From Fred & Gloria Strickert http://walkinjerusalem.blogspot.com/
Silence. Rest. Peace. That’s Yom Kippur, the Jewish Day of Atonement. A time to end quarrels. A time to make amends. A time for fasting and asking forgiveness at the beginning of the Jewish year, now ten days old after Rosh Hashanah.
This year Yom Kippur falls on a Saturday, Shabbat. So it’s a day of rest squared, or, more likely, the day of rest to the seventh power. Though a poll taken last week by Haaertz newspaper confirms that by far the majority of Israeli Jews are secular, Israelis take this day seriously, for many the one day of the year to attend synagogue, to hear the blowing of the Shofar, and to recite the Kol Nidre. For the die-hard secularists, the long weekend provides a good excuse to get out of town for a trip to the Mediterranean seacoast.
In Jerusalem, the significance of the day is obvious for all—Jews, Muslims, and Christians alike. No TV. No radio. Driving is forbidden. The streets are barricaded. Even where we are in East Jerusalem, shops are closed and only an occasional taxi passes by. In the more secular coastal city Acre a riot broke out two years ago when an Arab drove his car through a Jewish neighborhood. So for us, it’s a quiet day at home alone reading.
In the traditional spirit of “building a fence around the law” buses stopped running at mid-afternoon Friday, shopkeepers closed up at noon, tour groups made the rounds on Thursday to head north to Galilee, and check-points from the West Bank were closed already the previous midnight. One of our church staff traveled an extra ten miles out of his way to reach work on Friday, others could not make it at all.

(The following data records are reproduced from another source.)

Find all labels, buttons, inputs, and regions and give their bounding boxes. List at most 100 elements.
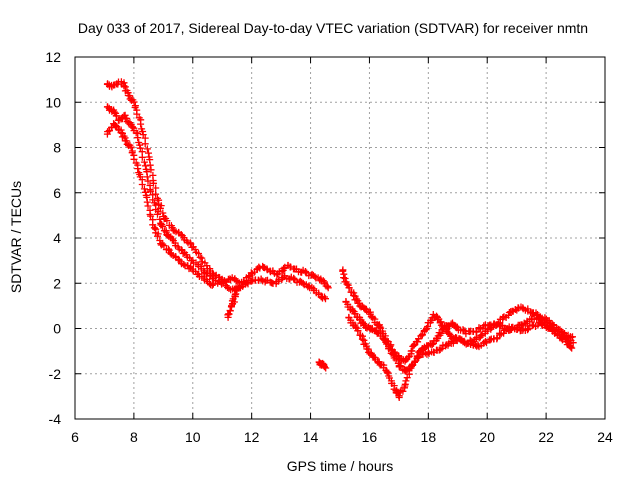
data-point: [247, 269, 255, 277]
data-point: [402, 377, 410, 385]
data-point: [140, 158, 148, 166]
y-tick-label: 6: [53, 185, 61, 201]
series-trace-a: [103, 78, 332, 292]
data-point: [389, 351, 397, 358]
data-point: [324, 282, 332, 290]
y-axis-label: SDTVAR / TECUs: [8, 181, 24, 293]
data-point: [559, 329, 567, 336]
data-point: [156, 215, 164, 223]
series-trace-b: [103, 103, 329, 303]
points-layer: [103, 78, 577, 401]
data-point: [134, 165, 142, 173]
data-point: [315, 289, 323, 297]
data-point: [159, 209, 167, 217]
data-point: [195, 250, 202, 257]
y-tick-label: -4: [49, 411, 62, 427]
data-point: [311, 273, 319, 281]
data-point: [248, 277, 256, 285]
data-point: [140, 185, 148, 193]
data-point: [209, 280, 217, 288]
data-point: [500, 329, 508, 337]
data-point: [322, 295, 329, 303]
data-point: [350, 292, 358, 299]
data-point: [437, 329, 445, 337]
data-point: [143, 173, 151, 181]
data-point: [395, 392, 403, 400]
data-point: [268, 279, 276, 287]
data-point: [322, 364, 330, 372]
y-tick-label: 8: [53, 140, 61, 156]
data-point: [417, 332, 425, 340]
data-point: [159, 240, 167, 248]
series-trace-d: [224, 286, 241, 321]
data-point: [160, 242, 168, 250]
x-axis-label: GPS time / hours: [287, 458, 394, 474]
data-point: [159, 222, 166, 230]
data-point: [343, 280, 351, 288]
data-point: [411, 358, 418, 366]
data-point: [113, 112, 121, 120]
data-point: [408, 347, 416, 355]
data-point: [278, 268, 286, 275]
data-point: [147, 187, 155, 195]
data-point: [143, 198, 151, 206]
data-point: [226, 307, 234, 314]
x-tick-label: 18: [421, 429, 437, 445]
data-point: [154, 232, 161, 240]
y-tick-label: -2: [49, 366, 62, 382]
data-point: [154, 210, 161, 218]
data-point: [110, 108, 118, 116]
data-point: [569, 333, 576, 341]
data-point: [232, 287, 240, 295]
data-point: [414, 338, 422, 346]
data-point: [475, 324, 483, 332]
data-point: [477, 332, 485, 339]
data-point: [438, 326, 446, 334]
data-point: [567, 334, 575, 341]
data-point: [399, 387, 407, 395]
x-tick-label: 16: [362, 429, 378, 445]
data-point: [141, 140, 149, 148]
data-point: [168, 235, 176, 243]
data-point: [179, 250, 187, 257]
data-point: [133, 110, 141, 118]
data-point: [130, 98, 138, 106]
data-point: [319, 277, 327, 285]
data-point: [354, 327, 362, 335]
data-point: [553, 330, 561, 338]
data-point: [538, 320, 546, 328]
data-point: [345, 284, 353, 292]
data-point: [120, 82, 128, 90]
data-point: [164, 245, 172, 253]
data-point: [147, 212, 155, 220]
x-tick-label: 22: [538, 429, 554, 445]
series-trace-c: [103, 120, 217, 289]
data-point: [339, 267, 347, 275]
data-point: [137, 120, 145, 128]
data-point: [524, 326, 531, 334]
data-point: [163, 217, 171, 225]
x-tick-label: 6: [71, 429, 79, 445]
series-trace-e: [315, 358, 330, 372]
data-point: [117, 129, 125, 137]
data-point: [130, 155, 138, 163]
data-point: [144, 177, 152, 185]
data-point: [299, 279, 307, 287]
data-point: [382, 338, 390, 346]
data-point: [302, 268, 310, 276]
y-tick-label: 2: [53, 275, 61, 291]
data-point: [146, 161, 154, 169]
data-point: [280, 264, 288, 272]
data-point: [524, 305, 532, 313]
data-point: [568, 344, 576, 352]
x-tick-label: 14: [303, 429, 319, 445]
data-point: [208, 281, 216, 289]
data-point: [144, 202, 152, 210]
data-point: [143, 145, 151, 153]
y-tick-label: 4: [53, 230, 61, 246]
data-point: [245, 273, 253, 280]
grid-layer: [75, 57, 605, 419]
data-point: [340, 274, 348, 282]
data-point: [321, 363, 328, 371]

The sun set at 5:38 p.m. Friday night, beginning the fast--now that daylight savings time has ended—seeming so early for mid-September. Sitting outside and observing the city from our Mount of Olives perch, we noticed the high-rise office buildings of West Jerusalem off in the distance shrouded in darkness. Closer down the valley, we spotted red and green traffic signals now flashing amber. Gazing to the northwest, and down upon “Settler highway # 1” that tunnels under the Mount of Olives to the mega-settlement Ma'ale Adumim, not a car or truck was in sight. And looking southwest toward the old city below and the lighted Dome of the Rock upon the mammoth remains of the Herodian temple platform, we could only imagine what it must have been like two thousand years ago, and earlier, when the high priest donned his special robes, and, for that one day only, entered the Holy of Holies, while the crowds filled with awe stood by in sacred silence.
24 hours of silence, 24 hours of rest, 24 hours of peace.
So why not peace for the entire year?